De plus, bien que les acteurs indépendants tels que Blue Bottle représentent une petite part du marché du café, leur influence peut être très précieuse. Ils représentent ce que l’on nomme le mouvement du café de «troisième vague», axé sur un approvisionnement responsable, des fèves de qualité et des baristas formés dans l'art et la science du café. On estime qu’en 2016, les principaux acteurs de la troisième vague ont généré seulement 126 millions de dollars (122 millions de francs suisses) de chiffre d’affaires dans 123 magasins, contre 21,3 milliards de dollars (20,5 millions de francs suisses) pour Starbucks dans le monde. Cependant, ils ont des fans fidèles actifs sur les réseaux sociaux, un important canal de marketing.

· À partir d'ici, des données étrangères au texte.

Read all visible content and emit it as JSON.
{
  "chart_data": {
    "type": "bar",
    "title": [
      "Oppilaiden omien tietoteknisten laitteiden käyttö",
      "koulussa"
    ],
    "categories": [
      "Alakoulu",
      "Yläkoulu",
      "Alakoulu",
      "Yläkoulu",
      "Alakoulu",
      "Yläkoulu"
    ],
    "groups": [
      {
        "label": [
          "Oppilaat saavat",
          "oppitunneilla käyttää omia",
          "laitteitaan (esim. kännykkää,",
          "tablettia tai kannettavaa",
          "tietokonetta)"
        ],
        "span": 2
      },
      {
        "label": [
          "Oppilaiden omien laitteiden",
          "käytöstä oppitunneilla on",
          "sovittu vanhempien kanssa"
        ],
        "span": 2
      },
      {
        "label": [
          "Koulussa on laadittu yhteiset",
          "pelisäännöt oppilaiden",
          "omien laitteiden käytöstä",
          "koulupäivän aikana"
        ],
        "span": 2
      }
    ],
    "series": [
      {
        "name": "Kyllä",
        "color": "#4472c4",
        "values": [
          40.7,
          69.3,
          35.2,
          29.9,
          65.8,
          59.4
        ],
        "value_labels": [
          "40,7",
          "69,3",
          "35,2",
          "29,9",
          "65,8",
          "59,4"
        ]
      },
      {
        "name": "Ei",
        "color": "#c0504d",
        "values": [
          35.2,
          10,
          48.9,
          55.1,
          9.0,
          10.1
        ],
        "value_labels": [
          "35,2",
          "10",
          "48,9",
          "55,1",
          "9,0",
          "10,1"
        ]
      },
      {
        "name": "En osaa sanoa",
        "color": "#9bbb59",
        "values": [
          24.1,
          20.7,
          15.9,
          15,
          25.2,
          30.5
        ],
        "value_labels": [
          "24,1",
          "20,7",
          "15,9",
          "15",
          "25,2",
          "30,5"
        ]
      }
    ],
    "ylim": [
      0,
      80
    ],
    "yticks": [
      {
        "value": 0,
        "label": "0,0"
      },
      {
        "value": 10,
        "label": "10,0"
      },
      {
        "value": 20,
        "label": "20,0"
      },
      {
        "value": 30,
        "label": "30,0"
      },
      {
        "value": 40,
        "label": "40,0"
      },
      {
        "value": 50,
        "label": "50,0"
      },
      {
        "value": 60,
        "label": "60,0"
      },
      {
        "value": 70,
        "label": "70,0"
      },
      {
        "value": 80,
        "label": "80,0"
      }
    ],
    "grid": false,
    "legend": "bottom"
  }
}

Ce bouleversement est surveillé de près en Suisse. Le pays représente le quatrième consommateur de café par habitant au monde. Il abrite également certains des plus grands producteurs de machines à café comme Franke, Schaerer et Jura. Six des principaux négociants en café sont également basés dans les régions du lac Léman ou de Zurich.

Soif de croissance

Faut-il voir ces rachats comme la fin des cafés indépendants? Probablement pas. Dans la plupart des pays d’Europe, beaucoup de cafés familiaux bordent encore les rues. Il pourrait davantage s’agir d’une question de perspective.

Bien qu’il y ait des contrastes évidents entre la grande multinationale et la petite chaîne de café émergente, Blue Bottle était déjà bien plus qu’un café de coin de rue avant l’arrivée de Nestlé. Elle possédait des enseignes à New York et Tokyo et avait déjà engendré 100 millions de dollars (96 millions de francs suisses) de bénéfice par ses propres moyens.

La véritable question est de savoir si le petit café artisanal sauvera les grandes multinationales.